Falso. Succede già. A Venezia. Dove lo stesso tipo di immondizia viene smaltito senza problemi dal più grande impianto europeo di Cdr (Combustibile Derivato dai Rifiuti) che manda in discarica solo il 6% di quello che arriva coi camion e le chiatte. E dov’è l’inceneritore? Dov’è questo mostro orrendo le cui fiamme fanno inorridire i campani che da anni, dipingendosi già avvolti dai fumi neri della morte, si ribellano all’idea di ospitarne qualcuno? A tre chilometri dalle bancarelle del mercato di Marghera. A cinque da Mestre. A otto dal campanile di San Marco. Senza che nessuno, neppure il gruppuscolo ambientalista più duro e puro e amante delle farfalle, abbia mai fatto una manifestazione, un corteo, una marcetta, un cartellone di protesta. Prova provata, se ancora ce ne fosse bisogno, che sotto il Vesuvio sono troppi a giocare sporco.

Da leggere tutto.

martedì 9 gennaio 2007

L’età dell’oro

Ovvero, non chiamateli mammoni perché aggiungereste l’ennesima ingiustizia.
Sergio Rizzo e Gian Antonio Stella (Sotto i 35 anni solo 9 docenti su 18 mila, Il Corriere della Sera, 9 gennaio 2007) delineano un bel quadro della decrepita e indigena università. Da fuggire a gambe levate, altro che rientro dei cervelli.

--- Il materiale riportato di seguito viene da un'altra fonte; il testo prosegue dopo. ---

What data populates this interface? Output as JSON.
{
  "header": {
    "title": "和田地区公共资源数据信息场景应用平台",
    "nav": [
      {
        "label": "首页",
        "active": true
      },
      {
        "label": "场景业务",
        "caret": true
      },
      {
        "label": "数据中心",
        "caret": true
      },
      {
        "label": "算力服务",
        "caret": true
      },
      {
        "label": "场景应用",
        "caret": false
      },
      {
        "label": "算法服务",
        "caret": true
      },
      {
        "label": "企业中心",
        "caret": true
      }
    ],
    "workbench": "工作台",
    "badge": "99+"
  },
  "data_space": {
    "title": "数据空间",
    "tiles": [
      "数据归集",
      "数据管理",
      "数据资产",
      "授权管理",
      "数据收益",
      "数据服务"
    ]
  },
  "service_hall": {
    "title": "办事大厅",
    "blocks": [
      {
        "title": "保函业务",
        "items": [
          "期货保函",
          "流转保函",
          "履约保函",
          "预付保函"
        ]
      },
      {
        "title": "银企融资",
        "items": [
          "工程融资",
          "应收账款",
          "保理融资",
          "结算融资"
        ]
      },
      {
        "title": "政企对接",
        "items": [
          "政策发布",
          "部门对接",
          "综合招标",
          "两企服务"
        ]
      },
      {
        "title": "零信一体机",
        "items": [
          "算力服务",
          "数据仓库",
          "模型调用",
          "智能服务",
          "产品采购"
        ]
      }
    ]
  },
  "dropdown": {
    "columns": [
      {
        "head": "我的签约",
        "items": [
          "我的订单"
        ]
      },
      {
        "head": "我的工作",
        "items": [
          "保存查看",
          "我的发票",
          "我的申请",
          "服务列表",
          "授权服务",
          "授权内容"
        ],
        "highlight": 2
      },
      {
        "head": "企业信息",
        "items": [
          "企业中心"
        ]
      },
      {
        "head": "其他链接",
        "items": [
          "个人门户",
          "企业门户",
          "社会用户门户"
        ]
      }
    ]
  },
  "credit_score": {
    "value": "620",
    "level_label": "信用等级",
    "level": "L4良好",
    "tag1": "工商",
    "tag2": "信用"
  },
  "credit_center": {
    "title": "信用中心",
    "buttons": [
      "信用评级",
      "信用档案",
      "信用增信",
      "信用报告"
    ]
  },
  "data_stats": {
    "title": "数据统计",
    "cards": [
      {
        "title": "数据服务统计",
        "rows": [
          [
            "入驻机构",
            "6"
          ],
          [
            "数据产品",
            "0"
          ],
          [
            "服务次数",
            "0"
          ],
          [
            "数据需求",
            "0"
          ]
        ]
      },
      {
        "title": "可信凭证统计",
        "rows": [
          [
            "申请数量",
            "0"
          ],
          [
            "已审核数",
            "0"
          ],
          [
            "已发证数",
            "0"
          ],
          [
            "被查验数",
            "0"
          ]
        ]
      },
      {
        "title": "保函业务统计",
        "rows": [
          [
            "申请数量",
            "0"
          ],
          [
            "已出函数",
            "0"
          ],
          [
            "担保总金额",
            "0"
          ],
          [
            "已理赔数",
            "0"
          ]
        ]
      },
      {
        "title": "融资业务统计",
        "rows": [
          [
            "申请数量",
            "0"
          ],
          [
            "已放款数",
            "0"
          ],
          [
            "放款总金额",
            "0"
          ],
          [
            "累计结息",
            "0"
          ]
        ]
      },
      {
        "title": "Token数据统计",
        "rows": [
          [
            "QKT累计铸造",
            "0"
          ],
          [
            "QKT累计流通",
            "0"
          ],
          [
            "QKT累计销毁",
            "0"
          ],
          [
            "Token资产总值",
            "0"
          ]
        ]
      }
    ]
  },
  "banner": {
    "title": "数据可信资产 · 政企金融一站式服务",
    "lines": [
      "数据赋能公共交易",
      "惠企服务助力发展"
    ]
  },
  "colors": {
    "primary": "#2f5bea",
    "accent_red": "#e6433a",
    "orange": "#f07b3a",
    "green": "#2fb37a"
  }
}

Buon per lui che non la ingoiò, Paolo De Coppi, l’esca messa all’amo della leggina «Rientro dei cervelli». Peggio per l’Italia e buon per lui che se ne restò all’estero, a studiare le cellule staminali fino alla clamorosa scoperta finita ieri sulle prime pagine di tutto il mondo. Quelli che tornarono, adescati dalla prospettiva di entrare nelle università superando barricate burocratiche, trincee baronali e ragnatele sindacali, si ritrovano infatti a rimpiangere il posto perduto in America, Olanda o Germania e a fare i conti con le solite vecchie regolette corporative di un sistema abnorme. Dove due numeri dicono tutto: su 18.651 docenti di ruolo, quelli con meno di 35 anni (l’età di De Coppi) sono 9: lo zero virgola zero cinque per cento. Al contrario, quelli con più di 65 anni sono 5.647: il 30,3%. Eppure lo sanno, quelli che governano il mondo universitario.

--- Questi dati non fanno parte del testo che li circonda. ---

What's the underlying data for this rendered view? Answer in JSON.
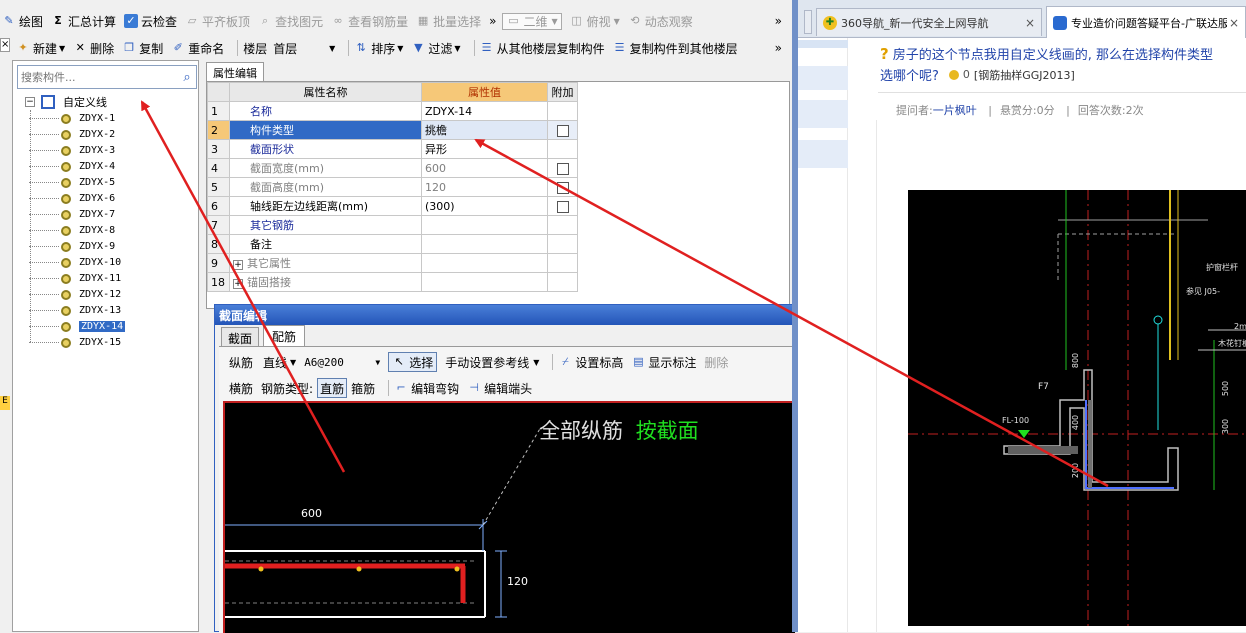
{
  "toolbar1": {
    "draw": "绘图",
    "summary": "汇总计算",
    "cloud_check": "云检查",
    "level_slab": "平齐板顶",
    "find_element": "查找图元",
    "view_rebar": "查看钢筋量",
    "batch_select": "批量选择",
    "more": "»",
    "view_mode": "二维",
    "top_view": "俯视",
    "dynamic_view": "动态观察",
    "more2": "»"
  },
  "toolbar2": {
    "new": "新建",
    "delete": "删除",
    "copy": "复制",
    "rename": "重命名",
    "floor_label": "楼层",
    "floor_value": "首层",
    "sort": "排序",
    "filter": "过滤",
    "copy_from_other": "从其他楼层复制构件",
    "copy_to_other": "复制构件到其他楼层",
    "more": "»"
  },
  "search": {
    "placeholder": "搜索构件..."
  },
  "tree": {
    "root": "自定义线",
    "items": [
      "ZDYX-1",
      "ZDYX-2",
      "ZDYX-3",
      "ZDYX-4",
      "ZDYX-5",
      "ZDYX-6",
      "ZDYX-7",
      "ZDYX-8",
      "ZDYX-9",
      "ZDYX-10",
      "ZDYX-11",
      "ZDYX-12",
      "ZDYX-13",
      "ZDYX-14",
      "ZDYX-15"
    ],
    "selected": "ZDYX-14"
  },
  "prop_tab": "属性编辑",
  "prop_headers": {
    "name": "属性名称",
    "value": "属性值",
    "extra": "附加"
  },
  "props": [
    {
      "no": "1",
      "name": "名称",
      "value": "ZDYX-14"
    },
    {
      "no": "2",
      "name": "构件类型",
      "value": "挑檐"
    },
    {
      "no": "3",
      "name": "截面形状",
      "value": "异形"
    },
    {
      "no": "4",
      "name": "截面宽度(mm)",
      "value": "600"
    },
    {
      "no": "5",
      "name": "截面高度(mm)",
      "value": "120"
    },
    {
      "no": "6",
      "name": "轴线距左边线距离(mm)",
      "value": "(300)"
    },
    {
      "no": "7",
      "name": "其它钢筋",
      "value": ""
    },
    {
      "no": "8",
      "name": "备注",
      "value": ""
    },
    {
      "no": "9",
      "name": "其它属性",
      "value": ""
    },
    {
      "no": "18",
      "name": "锚固搭接",
      "value": ""
    }
  ],
  "section_editor": {
    "title": "截面编辑",
    "tab_section": "截面",
    "tab_rebar": "配筋",
    "longitudinal": "纵筋",
    "line_mode": "直线",
    "rebar_spec": "A6@200",
    "select": "选择",
    "manual_ref": "手动设置参考线",
    "set_elevation": "设置标高",
    "show_label": "显示标注",
    "delete": "删除",
    "transverse": "横筋",
    "rebar_type_label": "钢筋类型:",
    "straight": "直筋",
    "stirrup": "箍筋",
    "edit_hook": "编辑弯钩",
    "edit_end": "编辑端头",
    "canvas_text_white": "全部纵筋",
    "canvas_text_green": "按截面",
    "dim_width": "600",
    "dim_height": "120"
  },
  "browser": {
    "tab1": "360导航_新一代安全上网导航",
    "tab2": "专业造价问题答疑平台-广联达服",
    "question_line1": "房子的这个节点我用自定义线画的, 那么在选择构件类型",
    "question_line2": "选哪个呢?",
    "reward_count": "0",
    "category": "[钢筋抽样GGJ2013]",
    "asker_label": "提问者:",
    "asker_name": "一片枫叶",
    "reward_label": "悬赏分:0分",
    "answer_label": "回答次数:2次"
  },
  "cad": {
    "level_label": "FL-100",
    "f7": "F7",
    "d800": "800",
    "d400": "400",
    "d200": "200",
    "d500": "500",
    "d300": "300",
    "note1": "护窗栏杆",
    "note2": "参见 J05-",
    "note3": "木花钉板",
    "note4": "2m"
  },
  "left_edge_label": "E",
  "colors": {
    "accent": "#316ac5",
    "cad_bg": "#000000",
    "rebar": "#e02020",
    "arrow": "#e02020"
  }
}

Sanno che Enrico Fermi prese il premio Nobel a 37 anni, Renzo Piano progettò il Beaubourg a 34, Federico Faggin inventò il microchip a 30, Bill Gates fondò la Microsoft a 30, Larry Page e Sergei Brin sbaragliarono i colossi di Internet con Google quando ne avevano solo 25. E insomma sanno che l’esperienza è fondamentale e la saggezza è un dono dell’età e magari possono pure invocare Giuseppe Tomasi di Lampedusa che pubblicò Il gattopardo quando era anzianotto ma per certe cose, soprattutto nei campi della scienza, c’è un’età dell’oro. Ed è quella che certi giovani geni italiani, se non se ne vanno prima, passano in coda alla porta di questo o quel barone sperando che venga loro lanciato un tozzo di contrattino da poche centinaia di euro. I numeri del ministero (ufficiali e aggiornati al primo gennaio 2007 e dati al Corriere sulla base dei codici fiscali) sono lì, impietosi.